Lower than expected first-trimester crown-rump length (CRL) is a common sonographic finding, usually leading to reassessment of gestational age.
The aim of this study was to perform a meta-analysis defining the risk of chromosomal aberrations in pregnancies with decreased first-trimester CRL.
A search was conducted by a research librarian in 5 databases, with no time or language restrictions. Original researches examining the risk of chromosomal aberrations in pregnancies with low CRL were selected. The effect estimates were presented as odds ratios with 95% confidence intervals).
Following screening of 3894 references, 12 articles were selected. Only 2 articles directly fulfilled the review goals, comparing the rates of chromosomal aberrations in small-CRL versus normal-CRL fetuses. Combined analysis of these 2 studies, encompassing a total of 403 fetuses with small CRL and 4047 control pregnancies, yielded an odds ratio of 5.54 (95% confidence interval, 1.2–26.1) for abnormal karyotype in small-CRL fetuses.
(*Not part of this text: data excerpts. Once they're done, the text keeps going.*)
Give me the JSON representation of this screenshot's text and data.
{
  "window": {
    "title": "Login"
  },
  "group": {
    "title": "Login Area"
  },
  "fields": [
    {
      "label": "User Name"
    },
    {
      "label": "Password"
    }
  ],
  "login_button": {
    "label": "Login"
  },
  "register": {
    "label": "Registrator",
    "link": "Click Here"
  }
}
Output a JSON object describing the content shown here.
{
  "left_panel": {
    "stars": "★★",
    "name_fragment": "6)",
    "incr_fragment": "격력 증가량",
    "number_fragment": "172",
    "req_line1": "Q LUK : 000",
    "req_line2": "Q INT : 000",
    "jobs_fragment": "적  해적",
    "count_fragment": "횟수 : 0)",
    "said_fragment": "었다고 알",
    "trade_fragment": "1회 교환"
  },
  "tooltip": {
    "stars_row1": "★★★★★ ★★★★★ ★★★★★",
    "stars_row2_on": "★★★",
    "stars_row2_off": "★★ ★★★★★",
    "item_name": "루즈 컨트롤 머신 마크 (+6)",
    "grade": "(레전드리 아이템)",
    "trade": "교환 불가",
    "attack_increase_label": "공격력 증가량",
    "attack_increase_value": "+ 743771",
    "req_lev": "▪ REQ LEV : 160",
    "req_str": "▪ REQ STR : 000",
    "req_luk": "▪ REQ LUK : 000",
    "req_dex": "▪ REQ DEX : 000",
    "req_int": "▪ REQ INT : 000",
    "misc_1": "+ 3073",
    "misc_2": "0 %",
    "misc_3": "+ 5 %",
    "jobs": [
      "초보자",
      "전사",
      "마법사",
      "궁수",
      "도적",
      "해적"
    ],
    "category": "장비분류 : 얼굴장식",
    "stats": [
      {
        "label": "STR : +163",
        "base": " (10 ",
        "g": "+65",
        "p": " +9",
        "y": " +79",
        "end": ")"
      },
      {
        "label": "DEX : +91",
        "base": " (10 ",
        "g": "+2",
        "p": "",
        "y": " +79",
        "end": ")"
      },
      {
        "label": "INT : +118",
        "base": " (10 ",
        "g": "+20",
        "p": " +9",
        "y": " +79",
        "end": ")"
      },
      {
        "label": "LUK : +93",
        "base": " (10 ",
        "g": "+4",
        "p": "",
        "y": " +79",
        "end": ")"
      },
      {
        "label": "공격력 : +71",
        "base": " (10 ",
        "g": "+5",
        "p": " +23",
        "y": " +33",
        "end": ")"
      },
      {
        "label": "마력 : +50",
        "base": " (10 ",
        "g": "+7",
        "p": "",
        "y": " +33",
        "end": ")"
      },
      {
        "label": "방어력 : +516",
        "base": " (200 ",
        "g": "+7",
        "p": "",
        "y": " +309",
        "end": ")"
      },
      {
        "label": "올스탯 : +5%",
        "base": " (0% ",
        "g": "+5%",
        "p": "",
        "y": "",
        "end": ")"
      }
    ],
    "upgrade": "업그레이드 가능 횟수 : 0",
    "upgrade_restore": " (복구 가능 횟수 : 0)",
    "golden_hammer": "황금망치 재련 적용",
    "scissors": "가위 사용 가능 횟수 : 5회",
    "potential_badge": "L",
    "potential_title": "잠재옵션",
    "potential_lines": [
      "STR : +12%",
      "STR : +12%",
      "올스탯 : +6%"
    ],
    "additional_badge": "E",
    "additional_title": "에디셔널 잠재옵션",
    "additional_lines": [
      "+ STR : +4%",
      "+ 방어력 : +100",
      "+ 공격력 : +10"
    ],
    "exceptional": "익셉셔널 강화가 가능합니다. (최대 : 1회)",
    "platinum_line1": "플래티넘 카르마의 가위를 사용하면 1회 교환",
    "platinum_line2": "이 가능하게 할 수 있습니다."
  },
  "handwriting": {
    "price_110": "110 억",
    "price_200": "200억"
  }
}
Ten studies compared CRL in fetuses with specific chromosomal aberrations to pregnancies with normal karyotype, yielding a significant growth delay in fetuses with trisomy 18 (6 of 7 articles) and triploidy, but not in fetuses with trisomy 21. Overall quality of evidence was rated as “very low” using Grading of Recommendations Assessment, Development and Evaluation criteria.
Conclusions and Relevance
Our review results indicate that low first-trimester CRL might be associated with a significantly increased risk of chromosomal anomalies. Thus, invasive prenatal testing or cell-free DNA screening might be offered in such pregnancies, particularly if dating is certain.
Obstetricians and gynecologists, family physicians.
After completing this activity, the learner should be better able to describe the paucity of existing literature examining the risk of chromosomal aberrations in pregnancies with decreased first-trimester CRL, discuss the questionability of routine recommendation for gestational age correction in such pregnancies, and recall the appropriate management of such cases, including frequent sonographic fetal growth follow-up and detailed scan for sonographic anomalies, with possible consideration of invasive prenatal testing.